According to von Spakovsky, on Monday morning the DOJ filed a pleading with the court saying they were willing to agree to anything the plaintiffs wanted, including consenting to a temporary constraining order and a preliminary injunction.
“And they had told the agency that not only would they not defend them, but they refused to allow the agency to hire its own lawyer,” said von Spakovsky, noting that Judge Leon was “clearly shocked” by DOJ’s behavior.
“Normally in a hearing like this each side gets equal time.
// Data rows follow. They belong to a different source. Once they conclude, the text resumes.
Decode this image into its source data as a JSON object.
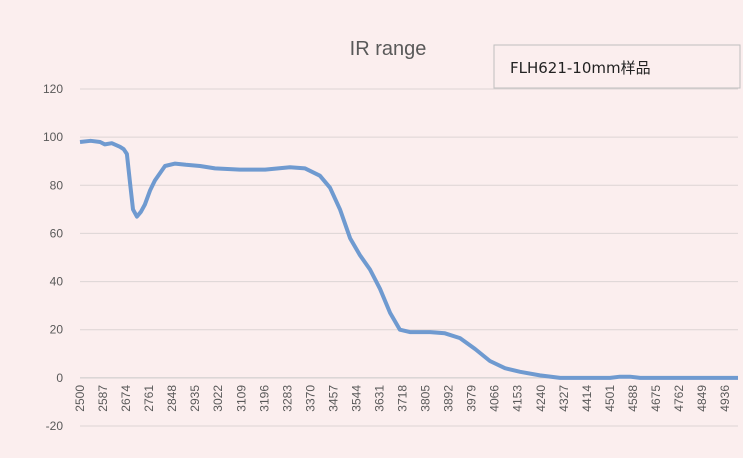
{
  "chart_data": {
    "type": "line",
    "title": "IR range",
    "legend_box_text": "FLH621-10mm样品",
    "legend_placement": "top-right",
    "xlabel": "",
    "ylabel": "",
    "ylim": [
      -20,
      120
    ],
    "yticks": [
      -20,
      0,
      20,
      40,
      60,
      80,
      100,
      120
    ],
    "xlim": [
      2500,
      4985
    ],
    "xticks": [
      2500,
      2587,
      2674,
      2761,
      2848,
      2935,
      3022,
      3109,
      3196,
      3283,
      3370,
      3457,
      3544,
      3631,
      3718,
      3805,
      3892,
      3979,
      4066,
      4153,
      4240,
      4327,
      4414,
      4501,
      4588,
      4675,
      4762,
      4849,
      4936
    ],
    "grid": true,
    "line_color": "#6f9ad0",
    "series": [
      {
        "x": [
          2500,
          2540,
          2576,
          2594,
          2620,
          2651,
          2665,
          2677,
          2690,
          2700,
          2715,
          2730,
          2745,
          2765,
          2783,
          2821,
          2859,
          2900,
          2953,
          3010,
          3104,
          3199,
          3293,
          3350,
          3406,
          3444,
          3482,
          3520,
          3557,
          3595,
          3633,
          3671,
          3708,
          3746,
          3822,
          3878,
          3935,
          3992,
          4048,
          4105,
          4162,
          4237,
          4313,
          4502,
          4539,
          4577,
          4615,
          4985
        ],
        "y": [
          98,
          98.5,
          98,
          97,
          97.5,
          96,
          95,
          93,
          80,
          70,
          67,
          69,
          72,
          78,
          82,
          88,
          89,
          88.5,
          88,
          87,
          86.5,
          86.5,
          87.5,
          87,
          84,
          79,
          70,
          58,
          51,
          45,
          37,
          27,
          20,
          19,
          19,
          18.5,
          16.5,
          12,
          7,
          4,
          2.5,
          1,
          0,
          0,
          0.5,
          0.5,
          0,
          0
        ]
      }
    ]
  }
}
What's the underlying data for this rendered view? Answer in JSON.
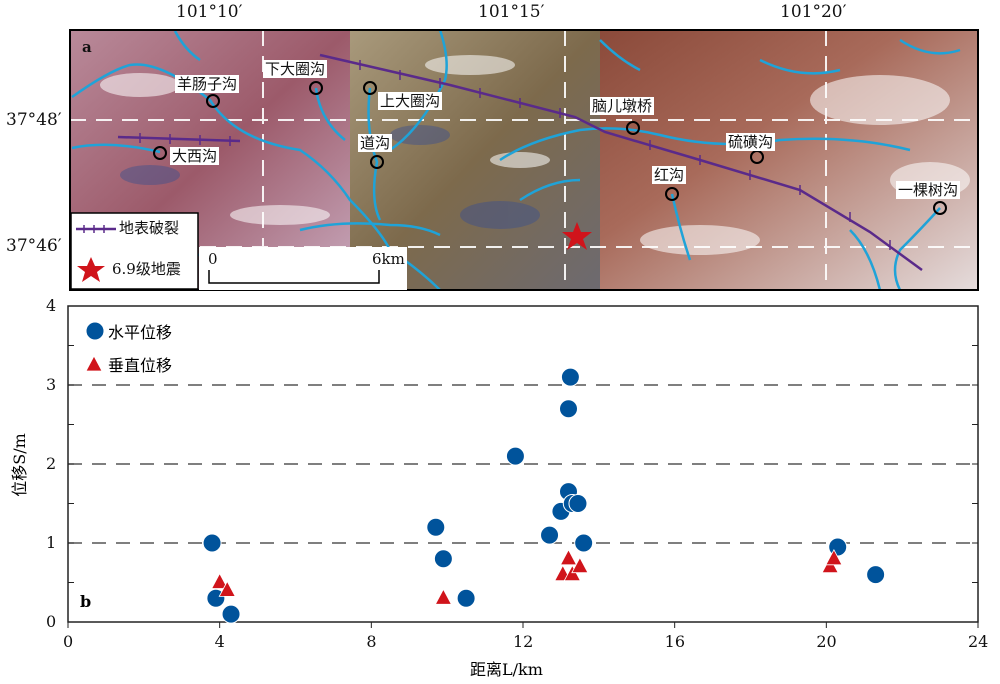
{
  "map": {
    "panel_label": "a",
    "lon_labels": [
      "101°10′",
      "101°15′",
      "101°20′"
    ],
    "lat_labels": [
      "37°48′",
      "37°46′"
    ],
    "places": [
      "羊肠子沟",
      "下大圈沟",
      "上大圈沟",
      "大西沟",
      "道沟",
      "脑儿墩桥",
      "硫磺沟",
      "红沟",
      "一棵树沟"
    ],
    "legend": {
      "rupture": "地表破裂",
      "quake": "6.9级地震"
    },
    "scale": {
      "start": "0",
      "end": "6km"
    },
    "colors": {
      "river": "#1fa3d8",
      "rupture": "#5a2a8a",
      "star": "#d0141b"
    }
  },
  "chart_data": {
    "type": "scatter",
    "panel_label": "b",
    "xlabel": "距离L/km",
    "ylabel": "位移S/m",
    "xlim": [
      0,
      24
    ],
    "ylim": [
      0,
      4
    ],
    "xticks": [
      "0",
      "4",
      "8",
      "12",
      "16",
      "20",
      "24"
    ],
    "yticks": [
      "0",
      "1",
      "2",
      "3",
      "4"
    ],
    "grid": "dashed horizontal at 1,2,3",
    "legend_position": "top-left",
    "series": [
      {
        "name": "水平位移",
        "marker": "circle",
        "color": "#00539b",
        "points": [
          [
            3.8,
            1.0
          ],
          [
            3.9,
            0.3
          ],
          [
            4.3,
            0.1
          ],
          [
            9.7,
            1.2
          ],
          [
            9.9,
            0.8
          ],
          [
            10.5,
            0.3
          ],
          [
            11.8,
            2.1
          ],
          [
            12.7,
            1.1
          ],
          [
            13.0,
            1.4
          ],
          [
            13.2,
            1.65
          ],
          [
            13.3,
            1.5
          ],
          [
            13.45,
            1.5
          ],
          [
            13.6,
            1.0
          ],
          [
            13.2,
            2.7
          ],
          [
            13.25,
            3.1
          ],
          [
            20.3,
            0.95
          ],
          [
            21.3,
            0.6
          ]
        ]
      },
      {
        "name": "垂直位移",
        "marker": "triangle",
        "color": "#d0141b",
        "points": [
          [
            4.0,
            0.5
          ],
          [
            4.2,
            0.4
          ],
          [
            9.9,
            0.3
          ],
          [
            13.05,
            0.6
          ],
          [
            13.3,
            0.6
          ],
          [
            13.2,
            0.8
          ],
          [
            13.5,
            0.7
          ],
          [
            20.1,
            0.7
          ],
          [
            20.2,
            0.8
          ]
        ]
      }
    ]
  }
}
Well, [the judge] gave the plaintiffs who tried to get the court order 20 minutes to argue the case and then he turned to the Justice Department and said, ‘Well, I’m only giving you five minutes, because I know you agree with everything the plaintiffs are saying,'” explained von Spakovsky.
Judge Leon then granted the motion of Secretary of State of Kansas Kris Kobach and the Public Interest Legal Foundation’s Christian Adams, to both intervene in the case and defend the federal agency.
“So we have state officials and a private group doing what the Justice Department should have been doing,” noted von Spakovsky.